Кончив возиться с автоматом, Василий повесил его на рогульку, вколоченную в паз между бревнами, пошарил в изголовье нар и вытащил банку мясных консервов, две пачки концентрата и десяток картошек.
— Гусейнов, подбрось-ка полешек! — крикнул он азербайджанцу, который сидел возле печки и смотрел на затухающий огонь.
— Зачем тебе полешки потребовались, и так духота? — спросил Харитошкин.
— Ужин сделаю. Вокурат припасов на одну варю осталось… Горячего похлебаем… Когда еще доведется брюхо согреть?
Он подошел к печке, уселся рядом с Гусейновым и принялся чистить картошку. Кожуру срезал тонко, пускал длинными завитушками. Концом финки выковыривал глазки.
В печке потрескивали, разгорались дрова. Свет пламени сливался с желтым огнем светильника. По стенам колыхались розовые отсветы, неяркие и вздрагивающие.
Орехов смотрел на отблески пламени и думал, что завтра могут его убить. Но думалось об этом отвлеченно, словно глядел он на себя со стороны. Будто убьют старшего сержанта Орехова, а кто-то другой, похожий на него, останется жить. Заглянет в лица тем, кто пожалеет о Николае, увидит безумные глаза отца, погорюет вместе с ним и будет продолжать жить. Ходить по свету, делать то, что не успел сделать Орехов…
Незаметно черствеет душа на войне. Казалось, в опасности человек должен тесниться к человеку, а Николай ощущал, как уходит от товарищей.
Может, смерть, выстрелы и взрывы незаметно вытравляют из человека все человеческое. И становится он только солдатом. Злой, умелой машиной, которая обучена убивать. Бездумно всаживать из автомата, из винтовки, из пистолета пули в другую такую же стреляющую машину.
Вчера написал Николай письмо отцу.
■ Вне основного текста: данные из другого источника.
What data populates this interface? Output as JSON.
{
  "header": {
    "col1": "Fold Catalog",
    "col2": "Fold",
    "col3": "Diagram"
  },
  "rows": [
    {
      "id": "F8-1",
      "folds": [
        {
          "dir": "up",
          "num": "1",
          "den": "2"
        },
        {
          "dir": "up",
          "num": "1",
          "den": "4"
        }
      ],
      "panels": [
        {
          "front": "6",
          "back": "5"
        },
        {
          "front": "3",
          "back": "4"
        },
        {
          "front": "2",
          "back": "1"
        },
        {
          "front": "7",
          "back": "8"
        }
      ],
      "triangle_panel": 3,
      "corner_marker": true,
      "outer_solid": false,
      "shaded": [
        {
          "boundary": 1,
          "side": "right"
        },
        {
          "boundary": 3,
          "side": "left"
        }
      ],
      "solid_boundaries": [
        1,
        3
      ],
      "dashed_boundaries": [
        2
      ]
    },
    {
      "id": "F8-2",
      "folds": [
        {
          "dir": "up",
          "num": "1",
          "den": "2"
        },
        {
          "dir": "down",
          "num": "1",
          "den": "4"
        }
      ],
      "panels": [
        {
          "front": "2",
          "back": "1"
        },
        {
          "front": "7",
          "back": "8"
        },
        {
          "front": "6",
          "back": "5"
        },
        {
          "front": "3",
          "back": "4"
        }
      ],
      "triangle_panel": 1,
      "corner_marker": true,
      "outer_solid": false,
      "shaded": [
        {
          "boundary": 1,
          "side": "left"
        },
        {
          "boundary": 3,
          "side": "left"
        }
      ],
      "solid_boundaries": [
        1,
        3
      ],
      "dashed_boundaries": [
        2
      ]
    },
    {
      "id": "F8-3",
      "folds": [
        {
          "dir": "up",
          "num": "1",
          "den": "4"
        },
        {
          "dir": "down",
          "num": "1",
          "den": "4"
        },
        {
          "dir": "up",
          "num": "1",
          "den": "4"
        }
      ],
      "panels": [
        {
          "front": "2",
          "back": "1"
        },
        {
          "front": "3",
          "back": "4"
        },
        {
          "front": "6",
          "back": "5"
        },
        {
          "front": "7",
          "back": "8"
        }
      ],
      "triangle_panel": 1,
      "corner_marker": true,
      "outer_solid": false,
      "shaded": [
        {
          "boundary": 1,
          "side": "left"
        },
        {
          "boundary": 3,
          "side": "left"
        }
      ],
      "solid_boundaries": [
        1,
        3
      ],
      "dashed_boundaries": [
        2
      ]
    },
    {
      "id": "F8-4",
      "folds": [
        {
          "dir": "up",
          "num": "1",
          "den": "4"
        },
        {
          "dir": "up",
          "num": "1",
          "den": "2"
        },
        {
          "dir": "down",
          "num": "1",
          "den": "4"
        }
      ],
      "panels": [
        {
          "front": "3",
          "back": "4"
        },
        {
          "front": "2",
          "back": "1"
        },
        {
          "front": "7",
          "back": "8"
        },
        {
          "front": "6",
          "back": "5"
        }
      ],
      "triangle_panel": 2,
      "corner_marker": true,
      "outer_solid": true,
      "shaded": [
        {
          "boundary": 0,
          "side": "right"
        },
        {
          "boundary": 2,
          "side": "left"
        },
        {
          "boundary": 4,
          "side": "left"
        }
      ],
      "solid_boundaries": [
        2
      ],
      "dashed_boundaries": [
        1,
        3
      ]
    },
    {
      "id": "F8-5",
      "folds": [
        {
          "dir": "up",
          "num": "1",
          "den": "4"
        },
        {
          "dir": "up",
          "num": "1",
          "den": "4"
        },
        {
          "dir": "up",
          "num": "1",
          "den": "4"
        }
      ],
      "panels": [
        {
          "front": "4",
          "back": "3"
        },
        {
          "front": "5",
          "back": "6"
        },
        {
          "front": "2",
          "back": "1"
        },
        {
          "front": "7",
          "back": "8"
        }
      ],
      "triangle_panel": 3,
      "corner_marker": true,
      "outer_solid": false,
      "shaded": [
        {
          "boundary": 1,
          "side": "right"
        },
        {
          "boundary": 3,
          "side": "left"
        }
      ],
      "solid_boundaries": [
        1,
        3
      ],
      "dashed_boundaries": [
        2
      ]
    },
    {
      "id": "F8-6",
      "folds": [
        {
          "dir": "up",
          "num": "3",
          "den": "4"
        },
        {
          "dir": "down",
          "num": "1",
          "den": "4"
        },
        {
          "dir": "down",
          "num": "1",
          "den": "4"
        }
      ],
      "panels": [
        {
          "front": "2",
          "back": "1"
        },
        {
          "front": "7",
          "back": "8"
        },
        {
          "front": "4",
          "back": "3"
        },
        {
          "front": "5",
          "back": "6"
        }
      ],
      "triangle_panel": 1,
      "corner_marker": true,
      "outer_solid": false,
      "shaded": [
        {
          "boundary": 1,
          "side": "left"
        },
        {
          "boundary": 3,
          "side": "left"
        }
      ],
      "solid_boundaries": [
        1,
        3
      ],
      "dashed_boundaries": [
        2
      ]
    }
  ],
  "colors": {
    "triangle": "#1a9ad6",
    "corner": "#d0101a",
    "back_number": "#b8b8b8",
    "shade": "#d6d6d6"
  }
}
Вместе с письмом отдал писарю коротенькую записку, где просил в случае смерти известить об этом Валю Грибанову в снайперском взводе дивизии.
Зачем он написал эту записку, Николай не знал. Не нужна она будет снайперу Грибановой. Удивленно покрутит в руках, скажет девчатам, что знакомого разведчика убили, земляка. Хороший вроде был парень… Потом сунет куда-нибудь и забудет.
Последний раз Николай видел Валю месяц назад в передней траншее. Она со своей напарницей возвращалась с «охоты». Поздоровалась, спросила, как воюется, не нужна ли подмога разведчикам, чтобы от фрицев отбиться. Николай ответил, что без снайперской помощи жизнь у него тоскливая, а тоска на фронте хуже немецких пуль. Что хорошо бы укрепить снайперское шефство над разведчиками и устроить как-нибудь встречу товарищей по оружию в спокойной обстановке.
Валя засмеялась и сказала, что от встречи бы она не отказалась, да старшина Узелков у них во взводе к таким встречам лют.
— На двести метров к расположению не подпускает… Бережет наши бедные головушки от товарищей по оружию.
Пехотинцы, слушая занозистый разговор разведчика и снайпера, похохатывали и давали практические советы. Вот и все. Постояли и разошлись. Встретятся ли они снова, Николай не знал, а записку просил передать.
Потрескивали в печке поленья, которые неторопливо подкладывал Гусейнов. До войны работал он чеканщиком по меди в каком-то знаменитом ауле с гортанным, плохо запоминающимся названием. Родился Гусейнов в сакле и, наверное, сейчас вспоминал неяркий, сложенный из камней камелек с закопченной железной треногой и жаркие угли карагачевых веток. Худые щеки Гусейнова были гладко выбриты, и отсветы горящих поленьев мягко бродили по ним.
— Довольно тебе нажаривать-то, Гусейнов, — прикрываясь рукой от огня, Петухов отодвинул в угол котелок с варевом. — Надо, чтобы на малом жару доспевало, а ты такое пламя пустил…
Гусейнов не шевельнулся. Словно и не слышал Петухова.